Arriving unbidden on THE SCRAPBOOK'S desk last week -- who knows how many layers of forwarding removed from its original and unknown recipient -- was a most interesting copy of an e-mail recently sent by White House staff ideologist Sidney Blumenthal. The actual message in that e-mail is for present purposes inconsequential: It's just a full-text copy of a late December Miami Herald story on the "undervote" in Florida's majority-black voting precincts. What's truly interesting about the document, instead, is something that a quirk of Blumenthal's office computer has revealed: the full roster of people to whom the e-mail was addressed. The delightful result? Having inadvertently acquired Blumenthal's Miami Herald missive, THE SCRAPBOOK seems also to have acquired a longish list of folks through whom he likes to spread his special brand of "information."

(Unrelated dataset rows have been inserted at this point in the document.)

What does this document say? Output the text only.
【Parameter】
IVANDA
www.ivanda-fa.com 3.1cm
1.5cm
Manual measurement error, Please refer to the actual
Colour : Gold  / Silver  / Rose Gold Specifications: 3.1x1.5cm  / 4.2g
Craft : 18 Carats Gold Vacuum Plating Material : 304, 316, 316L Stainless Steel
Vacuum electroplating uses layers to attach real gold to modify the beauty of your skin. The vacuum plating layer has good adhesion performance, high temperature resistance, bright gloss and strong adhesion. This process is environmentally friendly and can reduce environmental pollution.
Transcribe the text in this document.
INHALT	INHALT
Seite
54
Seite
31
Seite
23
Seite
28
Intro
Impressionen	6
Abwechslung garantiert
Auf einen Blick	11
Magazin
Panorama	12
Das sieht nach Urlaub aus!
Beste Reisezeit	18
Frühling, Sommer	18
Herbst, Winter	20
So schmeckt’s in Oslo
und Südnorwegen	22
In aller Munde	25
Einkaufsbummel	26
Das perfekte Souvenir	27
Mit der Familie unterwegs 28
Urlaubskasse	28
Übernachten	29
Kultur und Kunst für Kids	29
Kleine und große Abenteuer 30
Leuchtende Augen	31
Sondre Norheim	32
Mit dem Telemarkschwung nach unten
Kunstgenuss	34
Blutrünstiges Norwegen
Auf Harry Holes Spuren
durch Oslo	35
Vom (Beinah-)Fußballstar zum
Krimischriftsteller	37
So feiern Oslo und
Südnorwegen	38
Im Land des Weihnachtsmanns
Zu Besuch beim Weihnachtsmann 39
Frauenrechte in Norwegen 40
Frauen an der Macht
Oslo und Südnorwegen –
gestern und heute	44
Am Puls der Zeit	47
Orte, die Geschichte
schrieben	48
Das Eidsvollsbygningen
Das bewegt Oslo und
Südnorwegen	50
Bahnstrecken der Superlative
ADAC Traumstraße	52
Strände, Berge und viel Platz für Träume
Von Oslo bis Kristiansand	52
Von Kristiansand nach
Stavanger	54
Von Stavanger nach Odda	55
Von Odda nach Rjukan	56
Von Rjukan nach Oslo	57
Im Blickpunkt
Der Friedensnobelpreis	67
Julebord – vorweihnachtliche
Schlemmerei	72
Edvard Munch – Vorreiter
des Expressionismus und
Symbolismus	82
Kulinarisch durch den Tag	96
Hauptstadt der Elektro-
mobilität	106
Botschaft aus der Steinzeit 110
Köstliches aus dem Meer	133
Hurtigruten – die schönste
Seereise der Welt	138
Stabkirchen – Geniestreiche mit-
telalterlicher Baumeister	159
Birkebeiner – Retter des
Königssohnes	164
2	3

The list surpasses self-parody. Its first two names: Clinton-ophantic columnists Joe Conason and Gene Lyons. Followed by, among others: Jane Mayer and Jeffrey Toobin at the New Yorker; Jill Abramson, Eleanor Randolph, and Anthony Lewis at the New York Times; "Greta" at cnn.com; Harold Evans of U.S. News; and Sean Wilentz of Princeton and Todd Gitlin of NYU.

Speaking of academics, THE SCRAPBOOK is puzzled by the presence in such company of Cass Sunstein of the University of Chicago, who is, as he himself has recently written to this magazine, an extremely non-partisan fellow, motivated only and always by principle. Go figure.

Go figure, too, the inclusion on Sidney's list of columnists John Judis, Michael Tomasky, and Robert Scheer. And a couple of people at the online magazine Salon. And Tom Oliphant of the Boston Globe. And unsuccessful author David Brock. And so on, and so on, and so on. None of these esteemed ladies and gentlemen would ever actually take instruction from a Blumenthal e-mail. Would they?

One other question, come to think of it: What official, government business could Sidney Blumenthal possibly have been performing when he wrote and mailed this thing while at work in the White House?